Many mental health patients are told to take their medications with blind trust because "we don't know why they work, they just do". This was told to me in 1999 when my daughter had a psychotic reaction to a bed wetting pill--unknown to me then it was an antidepressant. The doctor who was her inpatient psychiatrist called me at home to tell me he had switched the antipsychotic Risperdal to Zyprexa and added Depakote.
Now that I know what I do, and have been down the road with my daughter over a decade to witness body damage from all of those drugs, a tragic loss of her cognitive ability and quality of life--those drugs are gone, as with the original and "popular" diagnosis of the day--Peditric Bipolar Disorder.
The doctor prescribed those drugs to an 11 year old, no informed consent to her or her family. She gained weight, (over 100 lbs)her body and her life changed. Forever.
Other kids in school on Depakote recognized each other sadly, calling their stomachs large from the "Depakote Bloat".
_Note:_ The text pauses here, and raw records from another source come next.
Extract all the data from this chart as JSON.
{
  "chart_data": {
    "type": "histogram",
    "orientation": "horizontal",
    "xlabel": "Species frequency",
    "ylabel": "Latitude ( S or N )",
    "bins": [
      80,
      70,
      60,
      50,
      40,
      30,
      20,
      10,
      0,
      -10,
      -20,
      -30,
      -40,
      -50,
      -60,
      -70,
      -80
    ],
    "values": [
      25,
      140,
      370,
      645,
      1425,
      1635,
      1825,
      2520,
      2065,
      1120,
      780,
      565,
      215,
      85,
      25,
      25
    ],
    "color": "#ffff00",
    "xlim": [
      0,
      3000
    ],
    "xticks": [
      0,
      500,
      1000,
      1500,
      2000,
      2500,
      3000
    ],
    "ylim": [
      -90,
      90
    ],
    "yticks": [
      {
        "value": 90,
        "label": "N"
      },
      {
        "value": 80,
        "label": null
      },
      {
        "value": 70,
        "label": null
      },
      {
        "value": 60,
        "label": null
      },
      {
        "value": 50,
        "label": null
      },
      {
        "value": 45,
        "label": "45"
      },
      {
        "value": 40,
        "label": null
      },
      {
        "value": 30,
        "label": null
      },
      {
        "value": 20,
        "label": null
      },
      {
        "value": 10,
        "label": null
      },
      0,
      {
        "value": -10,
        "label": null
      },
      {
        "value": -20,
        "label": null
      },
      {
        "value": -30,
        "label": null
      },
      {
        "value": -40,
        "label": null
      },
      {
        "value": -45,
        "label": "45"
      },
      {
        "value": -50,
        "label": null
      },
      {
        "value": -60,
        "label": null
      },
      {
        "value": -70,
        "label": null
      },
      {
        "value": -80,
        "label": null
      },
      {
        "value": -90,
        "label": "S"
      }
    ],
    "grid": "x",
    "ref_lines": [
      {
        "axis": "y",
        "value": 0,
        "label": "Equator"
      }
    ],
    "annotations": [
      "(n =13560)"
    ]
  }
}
Her blood work always had a liver function test from that drug and after 4 solid years of taking 1500 mg of Abbott's Depakote a day, she was left with permanent damage of Polycystic Ovary Syndrome.
I still read other blogs and places where patients own that phrase, "don't know why it works, it just does", and wonder if they ever ask themselves to seriously stop and consider that phrase. Because, they do constant medication changes in quest of feeling better, and hang onto that phrase as almost a justification for trying something new. It's a flimsy excuse for promoting medications by doctors, not evidence-based and sheer quackery to say it.
Good luck with the "don't know why it works" game, I hope people don't end up disabled as a result of that dangerous paradigm.
Drug rep blows the whistle on ABBOTT for illegal marketing of the epilepsy drug Depakote for off-label use.
Giving my then 11 year old Depakote for a wrong diagnosis was off-label use. It was also the popular drug combo in teens back then to have "one mood-stabilzer, Depakote", one antipsychotic, Zyprexa, and one antidepressant, Zoloft". PLUS a PRN that was typically Ativan.